Dario Argento citazioni
Dario Argento citazioni

M’imbattei in “Profondo Rosso” (1975) di Dario Argento e ricordo che rimasi sbalordito per quell’esplosione di creatività, quella capacità di penetrare fino ai recessi più profondi della mente alla ricerca di qualcosa che sfugge, un dettaglio forse, per quello stile elegante, estetizzante e violento.

C’era inventiva in ogni inquadratura, nelle carrellate strette, nelle soggettive, negli stacchi, in altre parole, il mio immaginario stava subendo una profonda trasformazione.

Poi fu il turno di “Suspiria” (1977) e mi vengono subito in mente le parole di Banana Yoshimoto, che si dichiarò “salvata” dalla fotografia di Luciano Tovoli che ricalca il technicolor classico, da quell’utilizzo dirompente e affascinante dei cromatismi, dalla colonna sonora inarrivabile dei Goblin, dalle architetture degli interni, ma anche, ovviamente, dal contenuto del film.

Ma qui entra in gioco la fiaba come processo iniziatico; tutti dobbiamo contare quei passi, aprire quelle porte, azionare meccanismi segreti.

“Suspiria” era un itinerario, una discesa nei regni oscuri dell’anima; ognuno di noi deve prima o poi incontrare la sua strega, la propria zona d’ombra e farci i conti.

Tutto questo ebbe un’influenza decisiva nella mia vita.

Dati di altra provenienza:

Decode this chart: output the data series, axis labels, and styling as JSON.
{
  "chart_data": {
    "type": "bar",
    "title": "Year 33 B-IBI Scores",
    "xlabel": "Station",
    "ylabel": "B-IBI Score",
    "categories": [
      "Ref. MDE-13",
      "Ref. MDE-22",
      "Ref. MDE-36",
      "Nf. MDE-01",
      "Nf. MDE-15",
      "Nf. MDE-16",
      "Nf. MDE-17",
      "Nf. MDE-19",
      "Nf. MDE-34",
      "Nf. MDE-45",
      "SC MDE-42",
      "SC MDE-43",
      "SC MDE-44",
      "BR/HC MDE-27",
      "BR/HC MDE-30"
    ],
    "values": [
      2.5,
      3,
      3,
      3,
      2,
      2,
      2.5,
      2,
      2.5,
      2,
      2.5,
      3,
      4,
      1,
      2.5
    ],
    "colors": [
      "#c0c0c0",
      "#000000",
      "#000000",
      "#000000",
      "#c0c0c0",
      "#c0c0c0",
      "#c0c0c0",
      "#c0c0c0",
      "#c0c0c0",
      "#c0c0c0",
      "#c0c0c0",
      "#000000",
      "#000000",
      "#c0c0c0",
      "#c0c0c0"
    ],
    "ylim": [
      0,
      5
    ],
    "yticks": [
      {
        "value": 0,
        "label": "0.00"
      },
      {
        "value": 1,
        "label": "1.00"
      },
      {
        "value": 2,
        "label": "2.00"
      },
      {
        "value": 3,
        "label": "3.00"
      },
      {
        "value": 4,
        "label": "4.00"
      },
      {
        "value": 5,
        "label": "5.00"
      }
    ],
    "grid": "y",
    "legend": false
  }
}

La violenza reale, che è la distruzione di ogni forma di linguaggio, di comunicazione, con Dario Argento diventa linguaggio essa stessa. Il miracolo della settima arte è quello di ridefinire la violenza, di trasfigurarla, di farne motivo di interesse, di apprendimento, di estetica.

Nei film di Dario Argento, la violenza è persino una dichiarazione di poetica.

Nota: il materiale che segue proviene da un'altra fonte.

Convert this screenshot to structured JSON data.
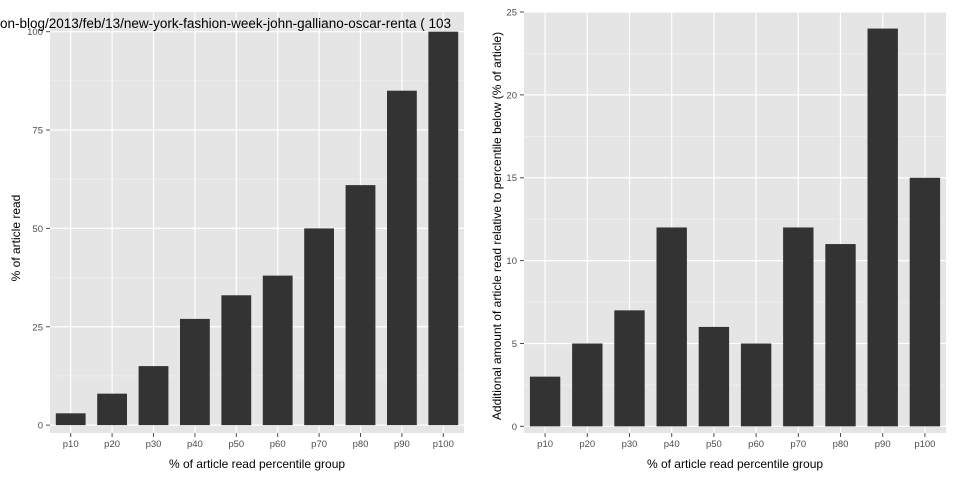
{
  "colors": {
    "panel": "#e5e5e5",
    "grid_major": "#ffffff",
    "grid_minor": "#f2f2f2",
    "bar": "#333333",
    "tick": "#4d4d4d"
  },
  "chart_data": [
    {
      "type": "bar",
      "title": "on-blog/2013/feb/13/new-york-fashion-week-john-galliano-oscar-renta ( 103",
      "xlabel": "% of article read percentile group",
      "ylabel": "% of article read",
      "categories": [
        "p10",
        "p20",
        "p30",
        "p40",
        "p50",
        "p60",
        "p70",
        "p80",
        "p90",
        "p100"
      ],
      "values": [
        3,
        8,
        15,
        27,
        33,
        38,
        50,
        61,
        85,
        100
      ],
      "ylim": [
        -2,
        105
      ],
      "yticks": [
        0,
        25,
        50,
        75,
        100
      ],
      "grid": true,
      "legend": "none"
    },
    {
      "type": "bar",
      "title": "",
      "xlabel": "% of article read percentile group",
      "ylabel": "Additional amount of article read relative to percentile below (% of article)",
      "categories": [
        "p10",
        "p20",
        "p30",
        "p40",
        "p50",
        "p60",
        "p70",
        "p80",
        "p90",
        "p100"
      ],
      "values": [
        3,
        5,
        7,
        12,
        6,
        5,
        12,
        11,
        24,
        15
      ],
      "ylim": [
        -0.4,
        25
      ],
      "yticks": [
        0,
        5,
        10,
        15,
        20,
        25
      ],
      "grid": true,
      "legend": "none"
    }
  ]
}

Il motivo per cui parlo dell’assassino è che lo amorivelò in un’intervista; non tutti sanno che nelle sue pellicole, spesso, la mano guantata del killer è la sua, così come la voce che talora presta al suo personaggio.

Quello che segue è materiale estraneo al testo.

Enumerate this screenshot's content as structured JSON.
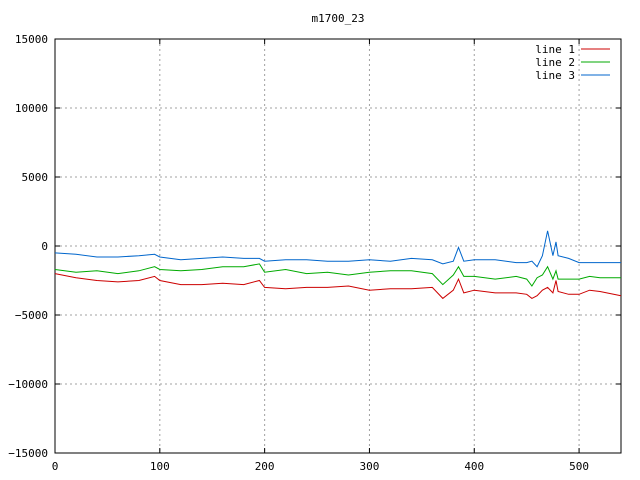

Questo “amore” non deve essere frainteso: in un’altra, singolare intervista, il regista alla domanda “Perché nei tuoi film fai morire sempre le donne e quasi mai gli uomini”, rispose disarmante “Perché le donne mi piacciono”.

È evidente che la sua scelta di sacrificare le donne, sia un modo di consegnarle all’eternità.

Il misticismo è una delle più affascinanti inclinazioni argentiane, come egli stesso svela nella sua autobiografia “Paura”.

L’identità tra il sublime e l’orrore, la meraviglia, il Thauma, sono sicuramente aspetti nascosti del suo cinema.

La cura maniacale con cui viene concepito ogni omicidio, la forza immaginifica delle inquadrature e delle scene, l’elemento “ritualistico” che si ripropone frame dopo frame: tutto questo si chiama “arte”.

La violenza come linguaggio appunto, un linguaggio magari bizzarro, singolare, ma proprio per questo creativo e non distruttivo.

Sempre Dario Argento, durante l’ennesima intervista, evidenziò l’aspetto “ironico” della violenza cinematografica, paragonandola più al sogno che alla realtà.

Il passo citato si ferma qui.